THE FAI are optimistic they will receive good news in Switzerland today when they find out if their bid to host four games in Euro 2020 has been successful.
Dublin is one of the 19 cities in the running to stage fixtures in a tournament that will be spread out across 13 venues in a grand plan devised by UEFA president Michel Platini.
This morning in Geneva, the UEFA Executive Committee will vote on the respective bids, and they will then make the results known at midday.
The Irish team have reason to feel confident after the Aviva Stadium - which would host all four of the fixtures - received a positive review at the assessment phase.
Dublin also scored well in terms of transport and accommodation facilities after the successful staging of the 2011 Europa League final.
However, they are conscious that the regionalised aspect of the plan could make things complicated.
Last night, UEFA chiefs were meeting with a view to dividing the respective bids into six to eight geographical zones ahead of the vote.
England are favourites to land the semi-finals and final. Scotland and Wales are both targeting the same package as Ireland, which consists of three group matches and one knock-out encounter.
It means that one of the Celtic contenders is likely to miss out, with the Irish delegation confident that their government-backed bid will get across the line.

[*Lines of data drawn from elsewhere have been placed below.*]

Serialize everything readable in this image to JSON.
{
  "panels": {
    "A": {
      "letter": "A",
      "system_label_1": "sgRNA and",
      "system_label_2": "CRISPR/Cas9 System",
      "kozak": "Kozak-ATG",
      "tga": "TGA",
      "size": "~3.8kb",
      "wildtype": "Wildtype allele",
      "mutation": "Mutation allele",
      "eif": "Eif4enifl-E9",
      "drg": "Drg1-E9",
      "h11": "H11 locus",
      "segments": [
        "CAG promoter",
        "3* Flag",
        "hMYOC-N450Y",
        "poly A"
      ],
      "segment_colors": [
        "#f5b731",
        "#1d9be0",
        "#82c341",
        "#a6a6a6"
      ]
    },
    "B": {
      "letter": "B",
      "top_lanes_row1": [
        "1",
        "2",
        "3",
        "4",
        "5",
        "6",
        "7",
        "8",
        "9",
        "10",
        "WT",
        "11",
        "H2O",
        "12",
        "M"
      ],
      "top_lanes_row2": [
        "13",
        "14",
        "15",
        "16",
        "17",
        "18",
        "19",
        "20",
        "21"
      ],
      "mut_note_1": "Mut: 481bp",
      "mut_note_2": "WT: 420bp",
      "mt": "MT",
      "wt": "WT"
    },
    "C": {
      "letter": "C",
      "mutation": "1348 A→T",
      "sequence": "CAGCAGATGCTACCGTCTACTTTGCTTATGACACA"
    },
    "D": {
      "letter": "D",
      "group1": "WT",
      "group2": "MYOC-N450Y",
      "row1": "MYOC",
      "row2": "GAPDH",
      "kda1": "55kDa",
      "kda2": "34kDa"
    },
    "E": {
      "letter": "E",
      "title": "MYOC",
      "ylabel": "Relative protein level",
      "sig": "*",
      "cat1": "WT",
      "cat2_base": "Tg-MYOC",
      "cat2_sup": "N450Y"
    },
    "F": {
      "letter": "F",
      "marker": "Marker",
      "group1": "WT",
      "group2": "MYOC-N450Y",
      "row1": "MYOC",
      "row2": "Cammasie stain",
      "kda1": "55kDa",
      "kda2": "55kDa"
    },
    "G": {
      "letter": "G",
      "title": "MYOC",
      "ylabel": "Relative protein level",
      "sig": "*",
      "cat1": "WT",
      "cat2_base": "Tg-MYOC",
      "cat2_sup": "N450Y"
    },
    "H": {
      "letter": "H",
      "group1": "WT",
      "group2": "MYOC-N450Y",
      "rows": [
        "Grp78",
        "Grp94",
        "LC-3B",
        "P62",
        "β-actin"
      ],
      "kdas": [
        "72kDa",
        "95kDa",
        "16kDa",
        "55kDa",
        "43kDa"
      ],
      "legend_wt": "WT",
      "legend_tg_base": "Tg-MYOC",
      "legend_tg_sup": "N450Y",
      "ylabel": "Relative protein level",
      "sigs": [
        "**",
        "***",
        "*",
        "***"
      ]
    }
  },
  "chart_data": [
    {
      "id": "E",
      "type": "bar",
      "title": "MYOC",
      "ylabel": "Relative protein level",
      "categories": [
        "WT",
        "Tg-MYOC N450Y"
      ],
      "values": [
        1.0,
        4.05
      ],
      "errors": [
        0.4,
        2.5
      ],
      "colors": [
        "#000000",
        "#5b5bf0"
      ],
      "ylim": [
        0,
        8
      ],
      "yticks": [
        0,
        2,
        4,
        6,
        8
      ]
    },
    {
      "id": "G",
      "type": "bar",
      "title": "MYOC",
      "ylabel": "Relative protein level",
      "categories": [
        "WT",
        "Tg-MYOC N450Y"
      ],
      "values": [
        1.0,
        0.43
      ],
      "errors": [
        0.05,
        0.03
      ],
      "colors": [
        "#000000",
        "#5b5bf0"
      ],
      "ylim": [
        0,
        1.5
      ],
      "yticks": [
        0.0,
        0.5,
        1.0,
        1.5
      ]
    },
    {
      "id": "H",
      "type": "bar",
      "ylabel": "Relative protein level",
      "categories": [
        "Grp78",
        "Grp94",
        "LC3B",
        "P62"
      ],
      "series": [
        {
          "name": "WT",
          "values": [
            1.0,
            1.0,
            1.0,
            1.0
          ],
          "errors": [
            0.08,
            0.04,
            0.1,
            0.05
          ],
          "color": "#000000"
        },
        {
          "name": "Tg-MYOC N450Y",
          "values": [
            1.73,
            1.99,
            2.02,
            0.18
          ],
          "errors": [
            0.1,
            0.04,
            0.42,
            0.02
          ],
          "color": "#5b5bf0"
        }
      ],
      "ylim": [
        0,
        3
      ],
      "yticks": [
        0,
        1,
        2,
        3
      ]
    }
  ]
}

The first phase of voting will determine the final and semi-final, the second will figure out the four associations which will host a quarter-final and three group games and the third will hand out the packages for three group games and a round of 16 tie.
Ireland will be looking for white smoke from the third phase, although the UEFA blazers will use that round to pick one city from regional zones which did not succeed in the first two phases.
Therefore, the fourth and final phase will effectively function as a wildcard selection between the remaining locations that failed to make the cut during the initial three rounds. The FAI are conscious that the vagaries of the process mean that it could go down to the wire.
Minister of State for Tourism and Sport Michael Ring has accompanied the FAI delegation along with officials from Dublin City Council.
In addition to the four nations from this part of the world, Azerbaijan, Belarus, Belgium, Bulgaria, Denmark, Macedonia, Germany, Hungary, Israel, Italy, Netherlands, Romania, Russia, Spain and Sweden are the other bids hoping to get the nod.
Meanwhile, Martin O’Neill’s Ireland have moved up four places to 62nd in the latest round of FIFA world rankings after the opening Euro 2016 win over Georgia.